In my experience the QR routines benefit from tuning. In particular, for sizes like 5000x5000, hyperthreading is counterproductive and the default block size is too small. So setting BLAS.set_num_threads(nr_of_physical_cores) and calling the LAPACK routines to manually reset the block size (default is 36):

julia> A=rand(5000,5000);

julia> A1=copy(A); @time F=Base.LinAlg.LAPACK.geqrt!(A1,256);
  1.460697 seconds (14 allocations: 19.532 MiB)

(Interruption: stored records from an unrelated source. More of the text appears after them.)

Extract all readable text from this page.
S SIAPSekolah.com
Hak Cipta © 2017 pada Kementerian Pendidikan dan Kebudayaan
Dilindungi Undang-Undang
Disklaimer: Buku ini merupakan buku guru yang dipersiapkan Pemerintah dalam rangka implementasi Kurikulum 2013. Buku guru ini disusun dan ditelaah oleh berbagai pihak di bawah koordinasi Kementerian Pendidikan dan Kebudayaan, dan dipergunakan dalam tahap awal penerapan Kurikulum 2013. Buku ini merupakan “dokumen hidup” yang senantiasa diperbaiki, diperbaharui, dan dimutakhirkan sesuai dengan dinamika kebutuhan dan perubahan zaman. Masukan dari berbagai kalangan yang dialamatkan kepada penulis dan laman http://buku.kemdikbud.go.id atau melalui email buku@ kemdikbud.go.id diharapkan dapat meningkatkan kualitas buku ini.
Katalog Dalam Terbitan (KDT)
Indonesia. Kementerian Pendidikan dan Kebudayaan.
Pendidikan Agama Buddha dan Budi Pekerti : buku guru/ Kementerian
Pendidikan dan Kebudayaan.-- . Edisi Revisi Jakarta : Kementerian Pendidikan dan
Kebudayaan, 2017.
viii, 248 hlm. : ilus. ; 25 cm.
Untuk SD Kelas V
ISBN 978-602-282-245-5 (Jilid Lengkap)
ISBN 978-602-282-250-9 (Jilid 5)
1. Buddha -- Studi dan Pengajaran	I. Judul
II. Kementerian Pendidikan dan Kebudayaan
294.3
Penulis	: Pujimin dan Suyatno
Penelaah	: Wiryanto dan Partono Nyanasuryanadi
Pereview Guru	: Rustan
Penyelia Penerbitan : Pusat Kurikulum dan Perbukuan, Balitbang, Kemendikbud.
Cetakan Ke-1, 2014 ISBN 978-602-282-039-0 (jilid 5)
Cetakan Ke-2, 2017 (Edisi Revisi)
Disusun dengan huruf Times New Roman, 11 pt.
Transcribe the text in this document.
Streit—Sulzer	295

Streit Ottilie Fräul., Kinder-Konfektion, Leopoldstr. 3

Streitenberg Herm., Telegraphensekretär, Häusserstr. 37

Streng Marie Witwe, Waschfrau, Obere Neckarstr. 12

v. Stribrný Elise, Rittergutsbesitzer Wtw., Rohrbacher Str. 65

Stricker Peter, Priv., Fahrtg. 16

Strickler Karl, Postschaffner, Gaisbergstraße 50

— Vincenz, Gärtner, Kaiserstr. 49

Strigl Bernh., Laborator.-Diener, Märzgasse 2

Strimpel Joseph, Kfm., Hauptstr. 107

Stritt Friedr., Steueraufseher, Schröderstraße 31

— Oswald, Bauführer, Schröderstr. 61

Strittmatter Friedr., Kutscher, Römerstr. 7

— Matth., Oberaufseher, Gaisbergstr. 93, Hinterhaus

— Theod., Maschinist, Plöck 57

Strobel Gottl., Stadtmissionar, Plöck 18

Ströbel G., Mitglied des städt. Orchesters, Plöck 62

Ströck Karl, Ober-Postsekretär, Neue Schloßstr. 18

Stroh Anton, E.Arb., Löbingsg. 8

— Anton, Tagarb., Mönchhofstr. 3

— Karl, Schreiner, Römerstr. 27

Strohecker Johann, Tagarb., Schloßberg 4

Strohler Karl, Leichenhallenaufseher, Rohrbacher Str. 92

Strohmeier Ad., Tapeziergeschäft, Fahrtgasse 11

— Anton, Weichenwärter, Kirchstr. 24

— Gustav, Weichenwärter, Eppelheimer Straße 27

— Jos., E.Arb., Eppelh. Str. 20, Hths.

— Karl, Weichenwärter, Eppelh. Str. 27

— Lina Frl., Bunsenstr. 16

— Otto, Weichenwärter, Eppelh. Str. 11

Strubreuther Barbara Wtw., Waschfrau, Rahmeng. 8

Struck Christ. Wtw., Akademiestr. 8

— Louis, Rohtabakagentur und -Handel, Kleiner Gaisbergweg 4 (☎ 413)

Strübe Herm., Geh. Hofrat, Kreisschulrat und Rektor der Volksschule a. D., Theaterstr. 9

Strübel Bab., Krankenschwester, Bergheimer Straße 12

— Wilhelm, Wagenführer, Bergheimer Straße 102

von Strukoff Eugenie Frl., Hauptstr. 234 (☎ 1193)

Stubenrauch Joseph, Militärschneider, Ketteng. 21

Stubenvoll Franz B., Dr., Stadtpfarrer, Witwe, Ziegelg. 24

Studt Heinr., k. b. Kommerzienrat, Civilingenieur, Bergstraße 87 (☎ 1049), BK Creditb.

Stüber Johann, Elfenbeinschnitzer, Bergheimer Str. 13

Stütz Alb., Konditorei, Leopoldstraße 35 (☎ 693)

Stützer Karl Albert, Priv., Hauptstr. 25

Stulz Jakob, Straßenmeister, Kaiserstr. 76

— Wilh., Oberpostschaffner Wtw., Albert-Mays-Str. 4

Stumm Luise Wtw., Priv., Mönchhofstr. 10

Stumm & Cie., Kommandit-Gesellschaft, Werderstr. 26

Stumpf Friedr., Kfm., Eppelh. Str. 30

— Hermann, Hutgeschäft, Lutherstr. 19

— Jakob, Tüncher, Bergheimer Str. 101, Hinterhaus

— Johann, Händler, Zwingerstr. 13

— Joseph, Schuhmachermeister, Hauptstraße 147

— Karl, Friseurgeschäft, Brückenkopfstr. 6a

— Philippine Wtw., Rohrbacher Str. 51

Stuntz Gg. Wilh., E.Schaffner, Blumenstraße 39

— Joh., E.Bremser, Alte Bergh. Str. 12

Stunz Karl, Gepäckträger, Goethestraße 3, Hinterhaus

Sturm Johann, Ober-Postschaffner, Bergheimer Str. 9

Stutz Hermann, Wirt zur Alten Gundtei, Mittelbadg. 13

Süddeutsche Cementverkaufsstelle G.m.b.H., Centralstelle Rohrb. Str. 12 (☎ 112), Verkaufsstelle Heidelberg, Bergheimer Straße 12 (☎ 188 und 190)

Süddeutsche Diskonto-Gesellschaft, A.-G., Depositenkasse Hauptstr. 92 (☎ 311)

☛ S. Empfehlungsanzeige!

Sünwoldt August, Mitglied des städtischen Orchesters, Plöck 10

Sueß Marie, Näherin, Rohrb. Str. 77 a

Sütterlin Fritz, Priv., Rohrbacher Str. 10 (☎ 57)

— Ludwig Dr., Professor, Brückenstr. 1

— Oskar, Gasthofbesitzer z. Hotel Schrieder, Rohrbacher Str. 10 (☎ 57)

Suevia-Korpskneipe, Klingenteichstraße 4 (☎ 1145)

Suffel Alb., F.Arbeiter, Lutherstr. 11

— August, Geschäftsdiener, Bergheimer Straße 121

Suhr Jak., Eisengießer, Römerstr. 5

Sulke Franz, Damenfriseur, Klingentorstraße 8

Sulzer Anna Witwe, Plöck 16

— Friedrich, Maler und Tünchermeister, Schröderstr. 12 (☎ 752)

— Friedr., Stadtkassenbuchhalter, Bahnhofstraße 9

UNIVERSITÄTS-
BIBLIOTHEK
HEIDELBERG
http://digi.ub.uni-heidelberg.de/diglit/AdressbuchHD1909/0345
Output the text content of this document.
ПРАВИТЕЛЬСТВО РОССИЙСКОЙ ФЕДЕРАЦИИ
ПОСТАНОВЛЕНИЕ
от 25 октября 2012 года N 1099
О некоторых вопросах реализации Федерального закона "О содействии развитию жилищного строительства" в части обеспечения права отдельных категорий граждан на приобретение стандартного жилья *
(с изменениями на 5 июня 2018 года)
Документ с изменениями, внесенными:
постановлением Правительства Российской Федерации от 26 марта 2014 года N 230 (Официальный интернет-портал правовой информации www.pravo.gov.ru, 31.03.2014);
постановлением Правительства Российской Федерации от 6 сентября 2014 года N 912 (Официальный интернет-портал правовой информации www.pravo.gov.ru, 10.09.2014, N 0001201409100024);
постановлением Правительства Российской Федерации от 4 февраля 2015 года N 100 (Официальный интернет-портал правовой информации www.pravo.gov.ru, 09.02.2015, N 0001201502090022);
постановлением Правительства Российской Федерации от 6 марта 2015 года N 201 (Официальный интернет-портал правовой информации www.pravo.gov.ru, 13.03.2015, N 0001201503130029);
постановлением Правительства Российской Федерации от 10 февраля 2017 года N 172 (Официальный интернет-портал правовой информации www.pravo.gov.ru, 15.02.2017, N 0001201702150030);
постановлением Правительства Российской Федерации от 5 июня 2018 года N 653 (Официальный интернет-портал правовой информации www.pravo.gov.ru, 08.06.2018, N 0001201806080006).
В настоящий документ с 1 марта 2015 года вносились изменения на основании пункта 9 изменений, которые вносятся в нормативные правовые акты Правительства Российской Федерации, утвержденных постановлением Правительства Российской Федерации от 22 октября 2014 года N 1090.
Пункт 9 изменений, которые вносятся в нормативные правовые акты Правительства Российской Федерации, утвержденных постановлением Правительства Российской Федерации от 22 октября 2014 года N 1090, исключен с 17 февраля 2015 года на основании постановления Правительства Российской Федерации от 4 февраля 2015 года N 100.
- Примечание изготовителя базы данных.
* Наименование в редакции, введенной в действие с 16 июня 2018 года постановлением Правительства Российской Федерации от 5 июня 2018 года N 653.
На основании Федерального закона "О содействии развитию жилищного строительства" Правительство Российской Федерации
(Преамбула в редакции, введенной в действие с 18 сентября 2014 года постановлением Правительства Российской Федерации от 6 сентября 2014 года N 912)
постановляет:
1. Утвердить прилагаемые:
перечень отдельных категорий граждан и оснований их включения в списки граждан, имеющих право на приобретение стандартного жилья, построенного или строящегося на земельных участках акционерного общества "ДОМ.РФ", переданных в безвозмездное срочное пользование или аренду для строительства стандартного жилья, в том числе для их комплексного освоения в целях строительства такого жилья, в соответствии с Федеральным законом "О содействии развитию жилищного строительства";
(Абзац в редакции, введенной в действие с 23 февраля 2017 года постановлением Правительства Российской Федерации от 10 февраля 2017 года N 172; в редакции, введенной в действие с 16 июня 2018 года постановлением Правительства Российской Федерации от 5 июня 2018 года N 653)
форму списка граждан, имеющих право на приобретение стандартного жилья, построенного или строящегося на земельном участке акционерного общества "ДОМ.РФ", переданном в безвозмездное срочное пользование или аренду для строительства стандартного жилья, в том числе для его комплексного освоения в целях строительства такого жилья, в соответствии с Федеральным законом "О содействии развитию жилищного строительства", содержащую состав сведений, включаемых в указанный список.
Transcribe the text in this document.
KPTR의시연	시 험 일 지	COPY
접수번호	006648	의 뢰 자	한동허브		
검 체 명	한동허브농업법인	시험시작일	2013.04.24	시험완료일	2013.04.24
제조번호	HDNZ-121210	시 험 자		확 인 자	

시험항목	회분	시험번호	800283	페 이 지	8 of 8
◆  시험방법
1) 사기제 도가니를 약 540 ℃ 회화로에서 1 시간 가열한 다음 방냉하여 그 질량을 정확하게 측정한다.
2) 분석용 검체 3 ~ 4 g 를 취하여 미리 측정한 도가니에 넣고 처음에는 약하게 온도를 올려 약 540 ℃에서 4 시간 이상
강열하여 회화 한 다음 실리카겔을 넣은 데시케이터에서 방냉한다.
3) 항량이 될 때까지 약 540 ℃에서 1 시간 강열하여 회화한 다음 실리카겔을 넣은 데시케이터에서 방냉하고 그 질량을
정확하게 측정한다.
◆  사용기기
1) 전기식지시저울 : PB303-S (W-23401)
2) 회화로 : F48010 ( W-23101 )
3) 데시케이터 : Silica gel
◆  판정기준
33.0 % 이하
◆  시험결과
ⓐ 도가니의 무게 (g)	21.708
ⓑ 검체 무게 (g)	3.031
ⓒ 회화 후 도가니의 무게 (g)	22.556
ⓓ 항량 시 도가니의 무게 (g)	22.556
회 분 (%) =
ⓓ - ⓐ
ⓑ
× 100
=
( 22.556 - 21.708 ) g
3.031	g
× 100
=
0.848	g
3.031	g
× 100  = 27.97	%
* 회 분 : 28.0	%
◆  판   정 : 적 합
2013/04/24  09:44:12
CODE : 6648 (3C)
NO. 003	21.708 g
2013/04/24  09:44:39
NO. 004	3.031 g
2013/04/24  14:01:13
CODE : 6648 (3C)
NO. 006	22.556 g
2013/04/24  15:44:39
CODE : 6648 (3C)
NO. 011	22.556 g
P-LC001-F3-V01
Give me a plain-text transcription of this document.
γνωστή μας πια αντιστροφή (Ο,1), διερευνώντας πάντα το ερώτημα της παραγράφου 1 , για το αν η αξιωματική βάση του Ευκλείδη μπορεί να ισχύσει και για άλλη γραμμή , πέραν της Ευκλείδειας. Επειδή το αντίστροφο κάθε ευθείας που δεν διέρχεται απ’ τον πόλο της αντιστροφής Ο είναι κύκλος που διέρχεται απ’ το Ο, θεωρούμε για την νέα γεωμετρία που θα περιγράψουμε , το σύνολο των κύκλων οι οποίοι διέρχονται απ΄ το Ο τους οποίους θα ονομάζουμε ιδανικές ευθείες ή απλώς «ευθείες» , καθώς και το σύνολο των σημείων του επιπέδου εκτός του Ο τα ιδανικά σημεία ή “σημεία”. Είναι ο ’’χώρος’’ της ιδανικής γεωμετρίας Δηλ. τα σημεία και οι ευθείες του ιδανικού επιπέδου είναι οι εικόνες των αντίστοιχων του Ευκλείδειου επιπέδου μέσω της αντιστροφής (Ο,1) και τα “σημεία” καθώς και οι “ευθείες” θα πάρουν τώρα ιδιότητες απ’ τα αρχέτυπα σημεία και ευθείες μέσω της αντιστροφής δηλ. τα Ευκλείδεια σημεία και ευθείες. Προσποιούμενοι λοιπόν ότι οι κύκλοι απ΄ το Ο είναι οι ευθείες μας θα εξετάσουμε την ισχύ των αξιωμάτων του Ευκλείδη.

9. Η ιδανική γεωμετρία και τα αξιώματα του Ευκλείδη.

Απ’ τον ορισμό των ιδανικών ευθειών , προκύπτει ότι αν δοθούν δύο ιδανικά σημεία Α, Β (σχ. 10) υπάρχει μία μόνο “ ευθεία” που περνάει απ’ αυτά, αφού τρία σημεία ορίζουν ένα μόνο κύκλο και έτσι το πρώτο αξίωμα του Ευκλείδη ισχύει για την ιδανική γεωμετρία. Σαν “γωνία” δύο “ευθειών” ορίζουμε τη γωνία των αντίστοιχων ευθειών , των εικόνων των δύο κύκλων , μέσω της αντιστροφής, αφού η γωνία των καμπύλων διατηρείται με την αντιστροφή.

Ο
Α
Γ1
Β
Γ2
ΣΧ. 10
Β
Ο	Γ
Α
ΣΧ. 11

julia> FF=Base.LinAlg.QRCompactWY(F...);

# this finishes computing Q:
julia> B=eye(A); @time Base.LinAlg.LAPACK.gemqrt!('L','N',FF.factors,FF.T,B);
  2.057016 seconds (7 allocations: 190.735 MiB, 0.56% gc time)

julia> @time x=qr(A); # for comparison
  7.118840 seconds (35 allocations: 765.687 MiB, 2.22% gc time)

julia> vecnorm(x[1]-B) # consistency check
5.419168097206542e-13

This is about as fast as Matlab on a comparable machine. (Aside: these times are from a quiet system; I saw wild variation when other programs were minimally active.)

Here I am using Julia 0.6.2 with OpenBLAS.